El amor (sí: el amor, la pasión civil, el deseo) por las modestas verdades de hecho debería constituir el ethos común e indestructible de toda la ciudadanía democrática: de derecha, de centro, de izquierda, y de cualquier otro matiz. La indignación por la mentira política debería ser automática en todo ciudadano, puesto que, como hemos visto, el ciudadano engañado es un ciudadano tratado como un súbdito, al que se le ha robado la soberanía.

El orgullo (imperial) inglés afirmaba "right or wrong, my country", expresando exactamente la idea de una contraposición respecto a los enemigos. Pero cuando, en el seno de un mismo país, alguien puede actuar según la lógica de "true or false, my party", significa que considera enemigos no sólo a los que no piensan como él, sino que considera hostes a todos a los que todavía les preocupan las modestas verdades de hecho. Una forma suave de lógica de guerra civil.

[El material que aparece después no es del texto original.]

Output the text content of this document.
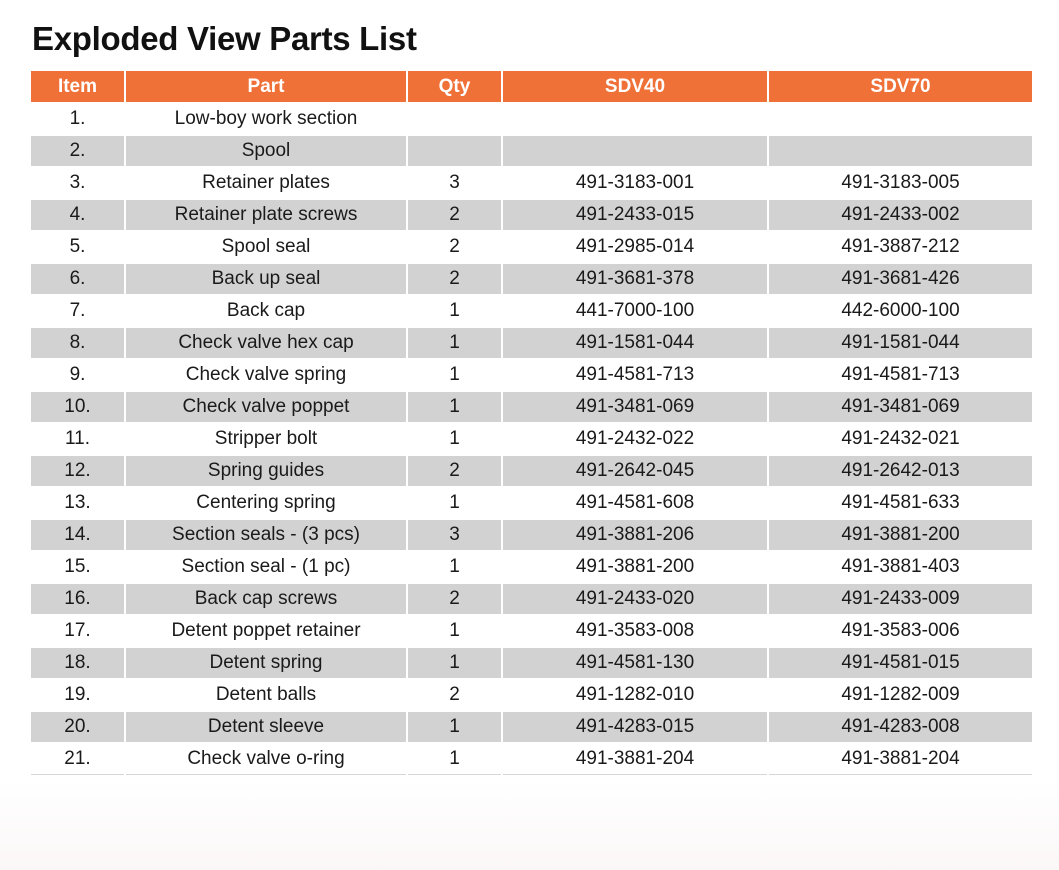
Exploded View Parts List
Item	Part	Qty	SDV40	SDV70
1.	Low-boy work section			
2.	Spool			
3.	Retainer plates	3	491-3183-001	491-3183-005
4.	Retainer plate screws	2	491-2433-015	491-2433-002
5.	Spool seal	2	491-2985-014	491-3887-212
6.	Back up seal	2	491-3681-378	491-3681-426
7.	Back cap	1	441-7000-100	442-6000-100
8.	Check valve hex cap	1	491-1581-044	491-1581-044
9.	Check valve spring	1	491-4581-713	491-4581-713
10.	Check valve poppet	1	491-3481-069	491-3481-069
11.	Stripper bolt	1	491-2432-022	491-2432-021
12.	Spring guides	2	491-2642-045	491-2642-013
13.	Centering spring	1	491-4581-608	491-4581-633
14.	Section seals - (3 pcs)	3	491-3881-206	491-3881-200
15.	Section seal - (1 pc)	1	491-3881-200	491-3881-403
16.	Back cap screws	2	491-2433-020	491-2433-009
17.	Detent poppet retainer	1	491-3583-008	491-3583-006
18.	Detent spring	1	491-4581-130	491-4581-015
19.	Detent balls	2	491-1282-010	491-1282-009
20.	Detent sleeve	1	491-4283-015	491-4283-008
21.	Check valve o-ring	1	491-3881-204	491-3881-204
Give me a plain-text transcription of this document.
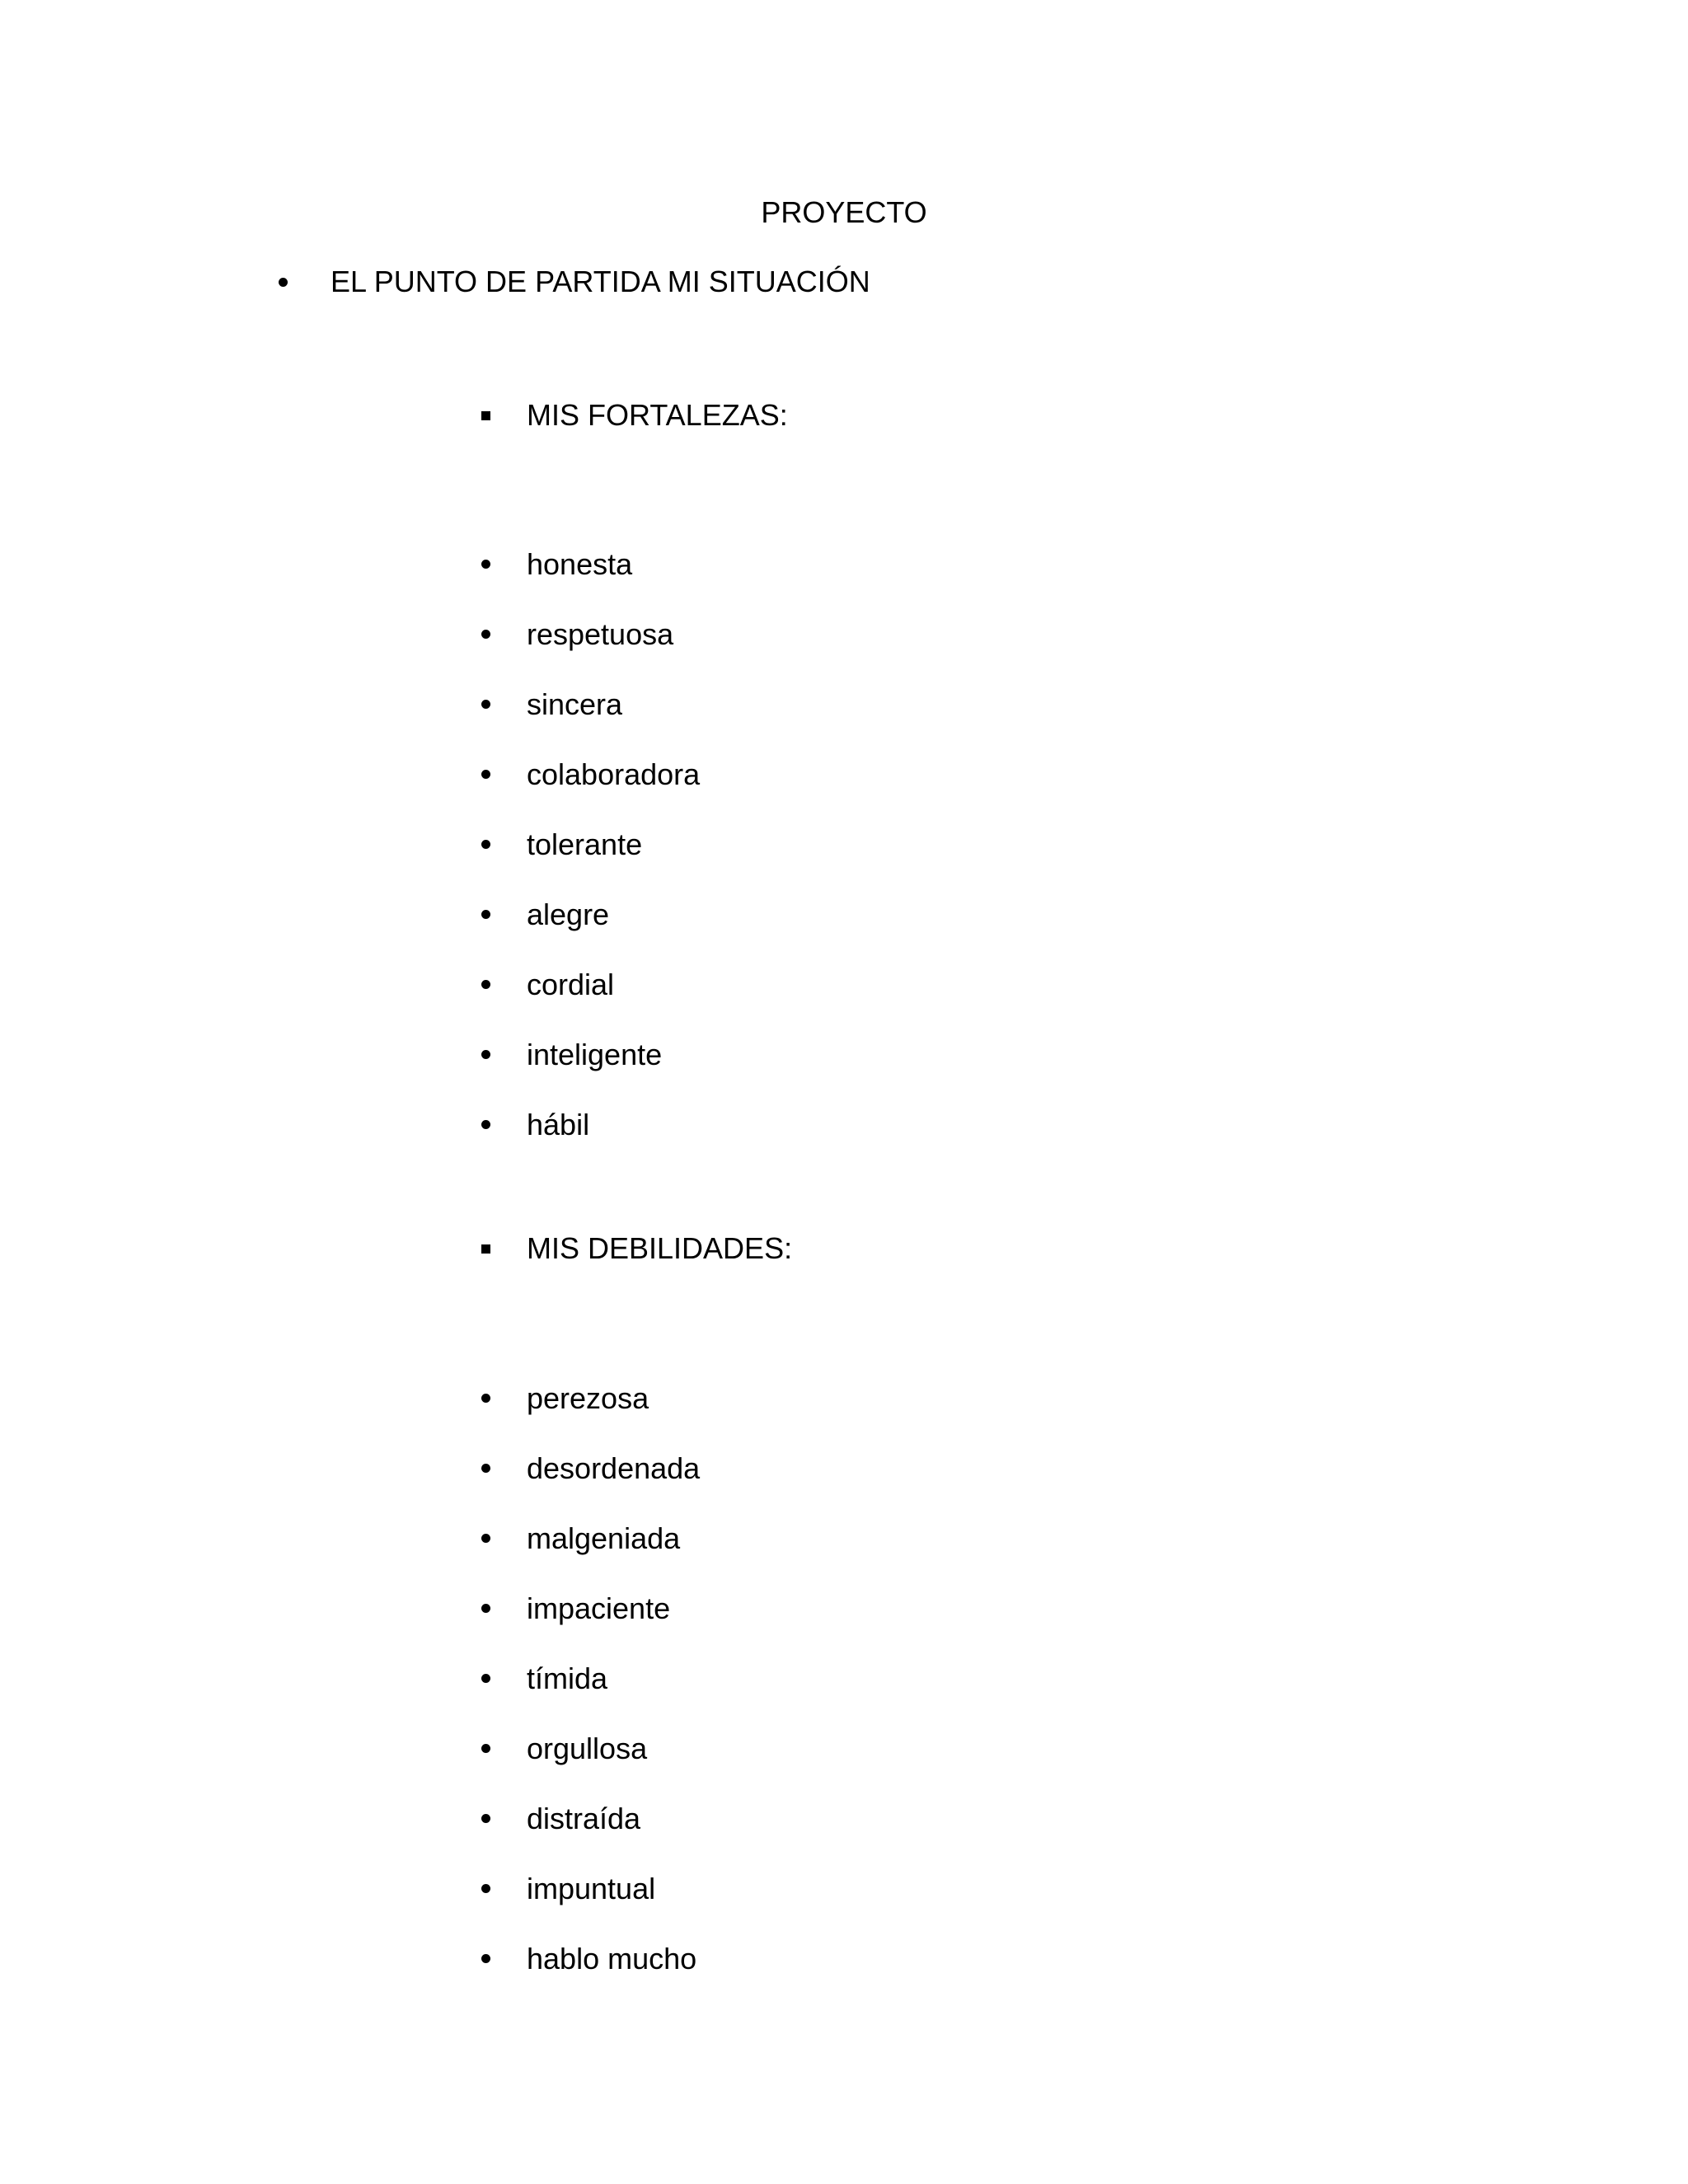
PROYECTO
EL PUNTO DE PARTIDA MI SITUACIÓN
MIS FORTALEZAS:
honesta
respetuosa
sincera
colaboradora
tolerante
alegre
cordial
inteligente
hábil
MIS DEBILIDADES:
perezosa
desordenada
malgeniada
impaciente
tímida
orgullosa
distraída
impuntual
hablo mucho
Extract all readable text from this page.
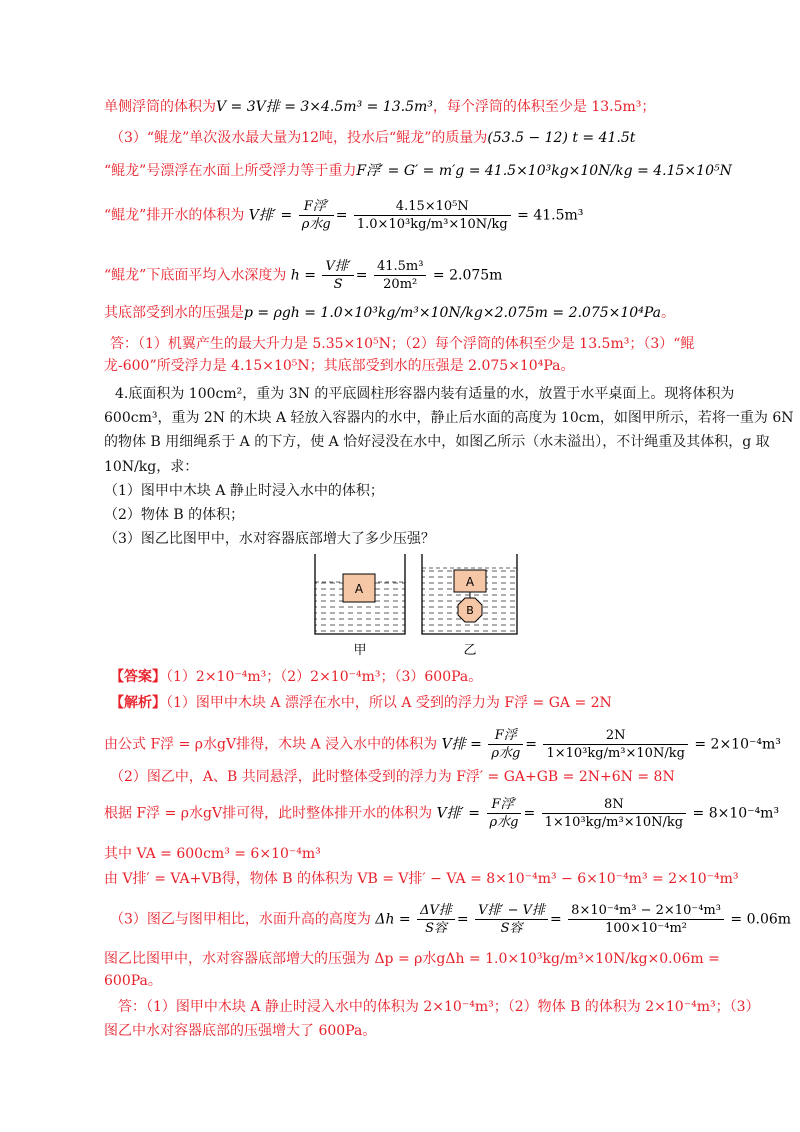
单侧浮筒的体积为V = 3V排 = 3×4.5m³ = 13.5m³，每个浮筒的体积至少是 13.5m³；
（3）“鲲龙”单次汲水最大量为12吨，投水后“鲲龙”的质量为(53.5 − 12) t = 41.5t
“鲲龙”号漂浮在水面上所受浮力等于重力F浮′ = G′ = m′g = 41.5×10³kg×10N/kg = 4.15×10⁵N
“鲲龙”排开水的体积为 V排′ = $\frac{\text{F浮′}}{\text{ρ水g}} = \frac{\text{4.15×10⁵N}}{\text{1.0×10³kg/m³×10N/kg}} = 41.5m^3$
“鲲龙”下底面平均入水深度为 $h = \frac{\text{V排′}}{S} = \frac{\text{41.5m³}}{\text{20m²}} = 2.075m$
其底部受到水的压强是p = ρgh = 1.0×10³kg/m³×10N/kg×2.075m = 2.075×10⁴Pa。
答：（1）机翼产生的最大升力是 5.35×10⁵N；（2）每个浮筒的体积至少是 13.5m³；（3）“鲲
龙-600”所受浮力是 4.15×10⁵N；其底部受到水的压强是 2.075×10⁴Pa。
4.底面积为 100cm²，重为 3N 的平底圆柱形容器内装有适量的水，放置于水平桌面上。现将体积为
600cm³，重为 2N 的木块 A 轻放入容器内的水中，静止后水面的高度为 10cm，如图甲所示，若将一重为 6N
的物体 B 用细绳系于 A 的下方，使 A 恰好浸没在水中，如图乙所示（水未溢出），不计绳重及其体积，g 取
10N/kg，求：
（1）图甲中木块 A 静止时浸入水中的体积；
（2）物体 B 的体积；
（3）图乙比图甲中，水对容器底部增大了多少压强？
A	A
B
甲	乙
【答案】（1）2×10⁻⁴m³；（2）2×10⁻⁴m³；（3）600Pa。
【解析】（1）图甲中木块 A 漂浮在水中，所以 A 受到的浮力为 F浮 = GA = 2N
由公式 F浮 = ρ水gV排得，木块 A 浸入水中的体积为 V排 = $\frac{\text{F浮}}{\text{ρ水g}} = \frac{2N}{\text{1×10³kg/m³×10N/kg}} = 2\times 10^{-4}m^3$
（2）图乙中，A、B 共同悬浮，此时整体受到的浮力为 F浮′ = GA+GB = 2N+6N = 8N
根据 F浮 = ρ水gV排可得，此时整体排开水的体积为 V排′ = $\frac{\text{F浮′}}{\text{ρ水g}} = \frac{8N}{\text{1×10³kg/m³×10N/kg}} = 8\times 10^{-4}m^3$
其中 VA = 600cm³ = 6×10⁻⁴m³
由 V排′ = VA+VB得，物体 B 的体积为 VB = V排′ − VA = 8×10⁻⁴m³ − 6×10⁻⁴m³ = 2×10⁻⁴m³
（3）图乙与图甲相比，水面升高的高度为 $\Delta h = \frac{\text{ΔV排}}{\text{S容}} = \frac{\text{V排′ − V排}}{\text{S容}} = \frac{\text{8×10⁻⁴m³ − 2×10⁻⁴m³}}{\text{100×10⁻⁴m²}} = 0.06m$
图乙比图甲中，水对容器底部增大的压强为 Δp = ρ水gΔh = 1.0×10³kg/m³×10N/kg×0.06m =
600Pa。
答：（1）图甲中木块 A 静止时浸入水中的体积为 2×10⁻⁴m³；（2）物体 B 的体积为 2×10⁻⁴m³；（3）
图乙中水对容器底部的压强增大了 600Pa。
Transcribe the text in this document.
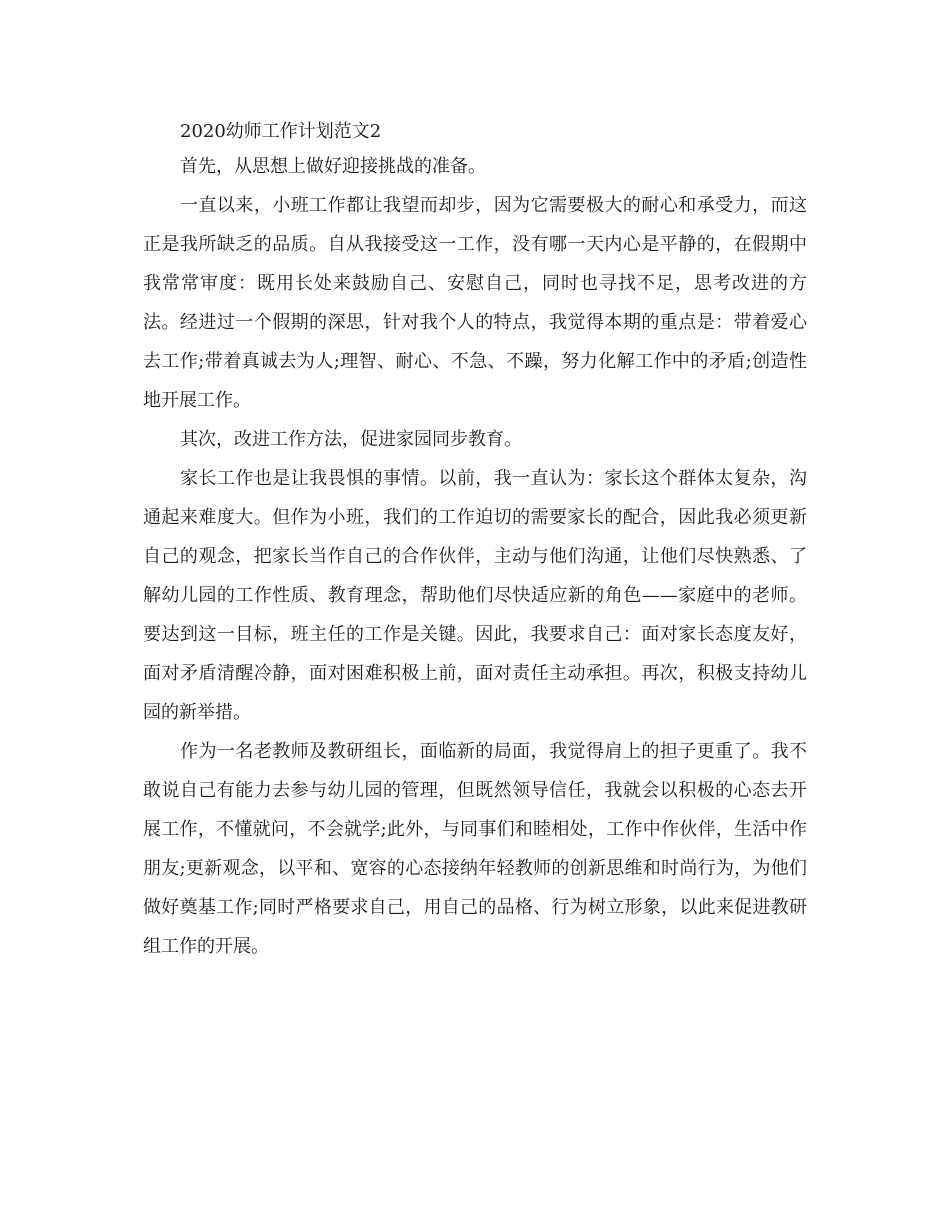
2020幼师工作计划范文2

首先，从思想上做好迎接挑战的准备。

一直以来，小班工作都让我望而却步，因为它需要极大的耐心和承受力，而这正是我所缺乏的品质。自从我接受这一工作，没有哪一天内心是平静的，在假期中我常常审度：既用长处来鼓励自己、安慰自己，同时也寻找不足，思考改进的方法。经进过一个假期的深思，针对我个人的特点，我觉得本期的重点是：带着爱心去工作;带着真诚去为人;理智、耐心、不急、不躁，努力化解工作中的矛盾;创造性地开展工作。

其次，改进工作方法，促进家园同步教育。

家长工作也是让我畏惧的事情。以前，我一直认为：家长这个群体太复杂，沟通起来难度大。但作为小班，我们的工作迫切的需要家长的配合，因此我必须更新自己的观念，把家长当作自己的合作伙伴，主动与他们沟通，让他们尽快熟悉、了解幼儿园的工作性质、教育理念，帮助他们尽快适应新的角色——家庭中的老师。要达到这一目标，班主任的工作是关键。因此，我要求自己：面对家长态度友好，面对矛盾清醒冷静，面对困难积极上前，面对责任主动承担。再次，积极支持幼儿园的新举措。

作为一名老教师及教研组长，面临新的局面，我觉得肩上的担子更重了。我不敢说自己有能力去参与幼儿园的管理，但既然领导信任，我就会以积极的心态去开展工作，不懂就问，不会就学;此外，与同事们和睦相处，工作中作伙伴，生活中作朋友;更新观念，以平和、宽容的心态接纳年轻教师的创新思维和时尚行为，为他们做好奠基工作;同时严格要求自己，用自己的品格、行为树立形象，以此来促进教研组工作的开展。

Con Bush, con Aznar (y por supuesto, con Berlusconi) no tenemos que vérnosla con partidos de derecha, en el sentido tradicional del término, sino con fuerzas extrademocráticas (si no se quiere admitir, por cautela diplomática, que son más exactamente fuerzas antidemocráticas), porque al defender con orgullo y arrogancia su "derecho" a manipular y abolir los hechos, inoculando de forma masiva un virus totalitario en las democracias liberales, destruyen la base común (la realidad de los hechos) sobre la que dividirse según las diferentes opiniones. Es decir, destruyen los cimientos -como valor irrenunciable- de una convivencia civil.

Paolo Flores d'Arcais es filósofo italiano, director de la revista MicroMega. Traducción de Valentina Valverde.